Кроме того, актер – благородная профессия. Нам постоянно говорят «нет». Иногда по нескольку раз на дню, снова и снова, но мы не сдаемся. Думаю, в этом есть определенное благородство. Не позволяйте людям говорить вам, что это несерьезное занятие и не тяжелый труд, что он не ведет к эмоциональным и психологическим срывам, потому что это не так. Я призываю вас быть добрее к другим артистам. Так просто сидеть в очередном зале ожидания и воспринимать друг друга как врагов, но чем дальше вы будете продвигаться на своем профессиональном пути, тем лучше будете понимать, что те, кто выстоял в нашем деле до конца, на самом деле хорошие люди, и все они – ваши союзники.

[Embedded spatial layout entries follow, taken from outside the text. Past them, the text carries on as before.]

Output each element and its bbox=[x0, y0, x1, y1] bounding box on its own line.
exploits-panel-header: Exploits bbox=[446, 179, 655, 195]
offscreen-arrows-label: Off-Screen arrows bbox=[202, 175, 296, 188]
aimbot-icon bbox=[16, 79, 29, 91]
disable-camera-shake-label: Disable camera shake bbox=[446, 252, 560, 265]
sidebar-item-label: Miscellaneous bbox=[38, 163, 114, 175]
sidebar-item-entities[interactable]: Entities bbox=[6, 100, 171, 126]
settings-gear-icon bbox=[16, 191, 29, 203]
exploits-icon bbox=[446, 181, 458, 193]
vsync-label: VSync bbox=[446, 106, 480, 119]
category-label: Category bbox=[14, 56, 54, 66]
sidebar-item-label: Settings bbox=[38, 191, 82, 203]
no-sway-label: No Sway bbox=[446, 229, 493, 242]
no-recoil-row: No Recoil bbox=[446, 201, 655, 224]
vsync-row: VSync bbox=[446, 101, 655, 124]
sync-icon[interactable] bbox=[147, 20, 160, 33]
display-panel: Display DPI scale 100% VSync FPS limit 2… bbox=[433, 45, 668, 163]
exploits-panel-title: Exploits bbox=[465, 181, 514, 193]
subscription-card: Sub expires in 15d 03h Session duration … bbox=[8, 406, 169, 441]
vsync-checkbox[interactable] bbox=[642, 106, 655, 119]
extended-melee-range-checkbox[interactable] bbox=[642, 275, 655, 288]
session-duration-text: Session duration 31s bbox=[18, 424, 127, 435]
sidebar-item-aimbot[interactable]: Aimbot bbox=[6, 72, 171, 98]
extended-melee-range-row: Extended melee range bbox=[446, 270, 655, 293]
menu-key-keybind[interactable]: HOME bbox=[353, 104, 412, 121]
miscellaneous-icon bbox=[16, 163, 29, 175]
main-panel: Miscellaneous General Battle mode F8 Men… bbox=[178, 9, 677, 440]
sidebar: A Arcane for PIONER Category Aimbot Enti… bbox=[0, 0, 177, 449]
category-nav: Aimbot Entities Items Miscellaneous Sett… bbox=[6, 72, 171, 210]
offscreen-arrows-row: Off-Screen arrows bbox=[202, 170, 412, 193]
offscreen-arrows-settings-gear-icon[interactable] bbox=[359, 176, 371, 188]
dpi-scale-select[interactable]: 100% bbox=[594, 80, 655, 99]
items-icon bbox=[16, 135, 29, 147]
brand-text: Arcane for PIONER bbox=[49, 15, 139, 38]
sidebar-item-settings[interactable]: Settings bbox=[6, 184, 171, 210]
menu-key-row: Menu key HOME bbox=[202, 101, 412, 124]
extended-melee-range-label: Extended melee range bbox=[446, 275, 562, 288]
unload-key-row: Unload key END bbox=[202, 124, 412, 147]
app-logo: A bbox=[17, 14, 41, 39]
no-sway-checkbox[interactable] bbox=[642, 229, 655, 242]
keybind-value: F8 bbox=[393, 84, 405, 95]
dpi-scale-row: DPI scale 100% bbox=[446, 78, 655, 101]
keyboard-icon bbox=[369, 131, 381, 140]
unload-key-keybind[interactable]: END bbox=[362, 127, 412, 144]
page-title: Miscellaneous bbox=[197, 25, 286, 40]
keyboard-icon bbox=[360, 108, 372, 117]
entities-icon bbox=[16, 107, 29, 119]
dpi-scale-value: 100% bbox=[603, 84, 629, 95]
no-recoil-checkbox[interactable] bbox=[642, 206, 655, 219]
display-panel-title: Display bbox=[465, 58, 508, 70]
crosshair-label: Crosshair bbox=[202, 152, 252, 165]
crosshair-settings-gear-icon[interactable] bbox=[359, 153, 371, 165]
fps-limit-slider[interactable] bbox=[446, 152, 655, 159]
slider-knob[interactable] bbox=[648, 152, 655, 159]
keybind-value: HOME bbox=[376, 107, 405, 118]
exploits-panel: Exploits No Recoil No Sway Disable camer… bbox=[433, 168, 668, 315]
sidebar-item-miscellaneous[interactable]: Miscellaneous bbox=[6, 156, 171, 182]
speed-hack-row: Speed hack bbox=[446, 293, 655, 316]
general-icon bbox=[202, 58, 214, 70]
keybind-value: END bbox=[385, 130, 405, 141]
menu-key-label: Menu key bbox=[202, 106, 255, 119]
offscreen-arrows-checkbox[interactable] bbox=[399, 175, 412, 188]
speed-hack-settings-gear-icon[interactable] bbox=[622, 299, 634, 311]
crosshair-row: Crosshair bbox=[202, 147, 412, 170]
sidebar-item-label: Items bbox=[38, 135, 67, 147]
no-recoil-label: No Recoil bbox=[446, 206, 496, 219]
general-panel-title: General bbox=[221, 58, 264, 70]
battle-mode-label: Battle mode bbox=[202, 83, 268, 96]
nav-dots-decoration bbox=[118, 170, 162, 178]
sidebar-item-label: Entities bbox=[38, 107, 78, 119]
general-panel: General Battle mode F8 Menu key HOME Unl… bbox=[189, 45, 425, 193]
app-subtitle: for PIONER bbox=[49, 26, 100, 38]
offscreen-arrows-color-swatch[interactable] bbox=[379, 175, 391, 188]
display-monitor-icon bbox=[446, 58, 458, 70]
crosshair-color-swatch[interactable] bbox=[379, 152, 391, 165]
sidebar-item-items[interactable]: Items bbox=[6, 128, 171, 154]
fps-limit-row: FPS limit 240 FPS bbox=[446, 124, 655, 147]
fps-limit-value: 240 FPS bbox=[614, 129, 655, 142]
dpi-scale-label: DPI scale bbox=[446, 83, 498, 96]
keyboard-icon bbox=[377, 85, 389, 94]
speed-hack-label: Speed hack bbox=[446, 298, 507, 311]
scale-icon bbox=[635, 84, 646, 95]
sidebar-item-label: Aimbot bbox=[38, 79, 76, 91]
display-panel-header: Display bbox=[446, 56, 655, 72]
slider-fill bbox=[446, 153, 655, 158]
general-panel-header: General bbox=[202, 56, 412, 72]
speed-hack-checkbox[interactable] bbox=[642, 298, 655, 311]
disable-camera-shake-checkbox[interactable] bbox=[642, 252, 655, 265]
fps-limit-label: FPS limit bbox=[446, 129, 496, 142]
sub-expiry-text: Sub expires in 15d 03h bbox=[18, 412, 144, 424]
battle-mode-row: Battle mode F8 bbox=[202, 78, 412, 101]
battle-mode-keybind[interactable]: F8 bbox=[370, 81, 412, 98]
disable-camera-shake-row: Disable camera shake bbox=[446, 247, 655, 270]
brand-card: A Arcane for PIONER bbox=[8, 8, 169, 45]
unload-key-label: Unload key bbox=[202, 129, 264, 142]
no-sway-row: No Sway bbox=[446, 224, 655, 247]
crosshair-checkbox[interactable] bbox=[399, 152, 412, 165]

Наконец, я думала, что быть художником в том или ином смысле значит полностью раствориться в искусстве – так, что вести полноценную, насыщенную жизнь за его пределами уже невозможно. Но чем успешнее я становилась, тем лучше понимала, что все иначе. Чтобы научиться изображать людей из реального мира, ты должен получить опыт в этом самом реальном мире. Я никак не могла это осмыслить в начале своей карьеры. Я просто ела, дышала, думала и любила актерское дело. Но через какое-то время это может наскучить.
– Что бы ты сказала юной Натали, если бы могла вернуться в прошлое?
– Ничто не произойдет сразу, ничто не произойдет именно так, как ты это себе представляешь, но все будет отлично. Просто не сдавайся.